Research paper by Deenaz D Zaidi, Kathi A KA James, Graham F GF Wagner

Indexed on: 15 Jun '06Published on: 15 Jun '06Published in: American journal of physiology. Endocrinology and metabolism



Abstract

During pregnancy and lactation in rodents, stanniocalcin-1 (STC-1) production by the ovaries is upregulated markedly and released into the circulation. The mammary glands are one target of this systemically delivered hormone. The purpose of this study was to lower serum levels of STC-1 in lactating mice through passive immunization so as to monitor the effects on mammary gland function and postnatal pup growth. Passive immunization significantly reduced circulating hormone levels, and pup growth was significantly compromised (30%), even though control and experimental litters had ingested equal amounts of milk. When mammary glands were analyzed, the alveolar area was significantly reduced in antibody-treated mothers. An analysis of milk composition revealed no changes in lactose, protein, or electrolyte levels but an approximately 40% reduction in triglyceride levels.
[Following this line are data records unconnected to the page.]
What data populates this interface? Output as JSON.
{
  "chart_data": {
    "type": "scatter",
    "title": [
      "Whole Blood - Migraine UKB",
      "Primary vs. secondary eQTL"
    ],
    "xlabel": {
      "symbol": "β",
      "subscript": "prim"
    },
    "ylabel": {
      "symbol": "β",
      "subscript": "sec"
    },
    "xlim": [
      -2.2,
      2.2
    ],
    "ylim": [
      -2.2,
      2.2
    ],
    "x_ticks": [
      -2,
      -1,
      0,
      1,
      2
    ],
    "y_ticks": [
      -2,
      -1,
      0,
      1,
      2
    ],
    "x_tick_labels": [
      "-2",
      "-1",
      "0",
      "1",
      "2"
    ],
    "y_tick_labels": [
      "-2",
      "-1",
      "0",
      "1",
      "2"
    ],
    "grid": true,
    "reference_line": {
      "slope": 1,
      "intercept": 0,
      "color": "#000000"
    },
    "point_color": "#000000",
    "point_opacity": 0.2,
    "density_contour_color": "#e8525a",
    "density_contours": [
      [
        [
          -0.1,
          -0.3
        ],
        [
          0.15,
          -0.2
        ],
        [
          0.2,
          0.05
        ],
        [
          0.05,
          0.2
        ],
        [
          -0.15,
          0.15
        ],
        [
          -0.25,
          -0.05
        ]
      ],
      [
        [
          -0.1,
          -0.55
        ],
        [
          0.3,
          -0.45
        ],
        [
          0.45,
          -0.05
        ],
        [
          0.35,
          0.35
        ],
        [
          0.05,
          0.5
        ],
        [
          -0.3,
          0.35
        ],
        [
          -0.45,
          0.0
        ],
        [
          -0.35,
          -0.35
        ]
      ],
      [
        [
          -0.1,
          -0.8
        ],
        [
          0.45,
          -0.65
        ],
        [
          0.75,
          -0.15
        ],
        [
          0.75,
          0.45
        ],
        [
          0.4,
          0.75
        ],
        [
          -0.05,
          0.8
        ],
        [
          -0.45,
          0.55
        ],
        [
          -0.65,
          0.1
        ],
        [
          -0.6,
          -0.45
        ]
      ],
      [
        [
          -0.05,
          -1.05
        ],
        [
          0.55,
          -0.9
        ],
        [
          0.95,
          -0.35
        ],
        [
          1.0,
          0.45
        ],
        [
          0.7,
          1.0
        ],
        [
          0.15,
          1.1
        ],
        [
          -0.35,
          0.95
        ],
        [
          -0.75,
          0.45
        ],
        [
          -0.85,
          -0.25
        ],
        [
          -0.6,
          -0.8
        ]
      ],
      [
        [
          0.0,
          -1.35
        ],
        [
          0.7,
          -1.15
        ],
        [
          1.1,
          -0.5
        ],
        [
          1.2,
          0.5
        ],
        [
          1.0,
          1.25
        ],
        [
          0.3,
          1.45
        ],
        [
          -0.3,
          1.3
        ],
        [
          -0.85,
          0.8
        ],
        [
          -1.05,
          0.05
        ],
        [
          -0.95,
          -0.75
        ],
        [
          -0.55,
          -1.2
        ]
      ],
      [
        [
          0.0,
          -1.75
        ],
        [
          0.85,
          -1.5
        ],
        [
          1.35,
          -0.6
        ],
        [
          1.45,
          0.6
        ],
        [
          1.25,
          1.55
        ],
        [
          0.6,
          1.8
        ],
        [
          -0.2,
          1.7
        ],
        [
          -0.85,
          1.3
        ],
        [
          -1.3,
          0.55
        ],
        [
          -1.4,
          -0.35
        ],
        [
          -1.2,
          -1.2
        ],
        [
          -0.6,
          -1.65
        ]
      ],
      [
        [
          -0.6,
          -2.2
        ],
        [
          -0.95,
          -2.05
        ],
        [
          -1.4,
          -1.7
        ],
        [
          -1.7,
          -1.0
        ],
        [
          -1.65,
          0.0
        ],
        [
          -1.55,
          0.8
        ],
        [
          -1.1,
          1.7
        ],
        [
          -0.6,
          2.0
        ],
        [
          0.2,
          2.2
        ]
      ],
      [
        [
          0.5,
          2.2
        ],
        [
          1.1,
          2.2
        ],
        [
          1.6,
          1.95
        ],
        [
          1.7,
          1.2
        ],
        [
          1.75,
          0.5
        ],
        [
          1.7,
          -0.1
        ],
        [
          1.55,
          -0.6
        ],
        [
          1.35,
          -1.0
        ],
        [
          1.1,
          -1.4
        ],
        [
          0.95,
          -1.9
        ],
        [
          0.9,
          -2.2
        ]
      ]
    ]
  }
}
The latter was due to a significant reduction in mammary gland lipoprotein lipase activity and led to a significant buildup of triglycerides in the serum. Body fat content was also significantly reduced in pups from antibody-treated mothers, whereas pup fecal fat content was increased. In mothers, passive immunization also caused significant behavioral effects, in particular, increased locomotor and hindleg rearing activities. Collectively, the results suggest that systemically derived STC-1 has important effects on mammary gland development and the transfer of serum-based triglycerides into milk. Locomotor effects suggest that STC-1 also has a role in maternal behavior.